Eine andere Variante, die Verlängerung der Kurzarbeiterregelung von derzeit 18 auf 24 Monate wie von der Bundesregierung erwogen, hält der Arbeitgebervertreter kaum für die richtige Maßnahme. "24 Monate Kurzarbeit sind für die Unternehmen finanziell fast nicht darstellbar", sagt Mahlmann. Zwar hätten sich die Unternehmen in den vergangenen guten Jahren ein Eigenkapitalpolster verschafft, dies würde nun aber nach und nach aufgebraucht.

So bleiben die Transfergesellschaften für Arbeitnehmer- und Arbeitgebervertreter ein Silberstreif am Horizont und eine Möglichkeit, erst einmal großflächigen Stellenabbau zu verhindern. Voraussetzung dafür ist: Der Gesetzgeber müsste sich zu einer Vorschriftenänderung durchringen. Bisherige Mitarbeiter einer Transfergesellschaft, die eine Weiterqualifizierung mithilfe der Finanzierung der Bundesagentur für Arbeit wahrgenommen hatten, durften nicht zurück in das Unternehmen. "Würde das aufgebrochen, wäre das sicher eine bessere Form der Kurzarbeit", sagt Mahlmann, und fügt hinzu: "Man wäre wohl blind optimistisch, wenn man glaubte, dass diese Wirtschaftskrise ganz ohne Stellenabbau vorübergeht."
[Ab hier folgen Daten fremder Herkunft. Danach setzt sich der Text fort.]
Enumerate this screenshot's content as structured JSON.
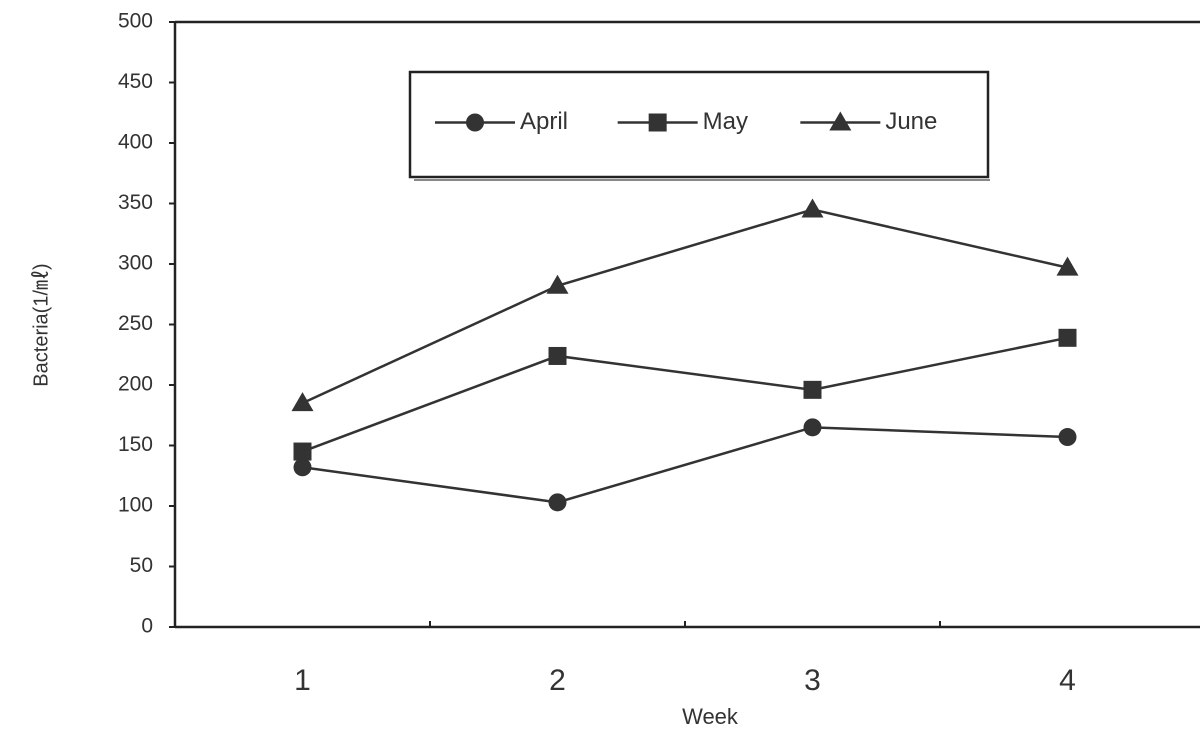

Der Deutsche Industrie- und Handelskammertag (DIHK) geht für das Jahr 2009 von einem Abbau von rund 200 000 Steleln im Verarbeitenden Gewerbe aus. "Niemand kann voraussehen, wie lange die Krise andauert. Aber jeder aus Politik und Wirtschaft muss seinen Beitrag leisten, damit alle im Aufschwung dabei sind", so Arbeitnehmervertreter Burkhard.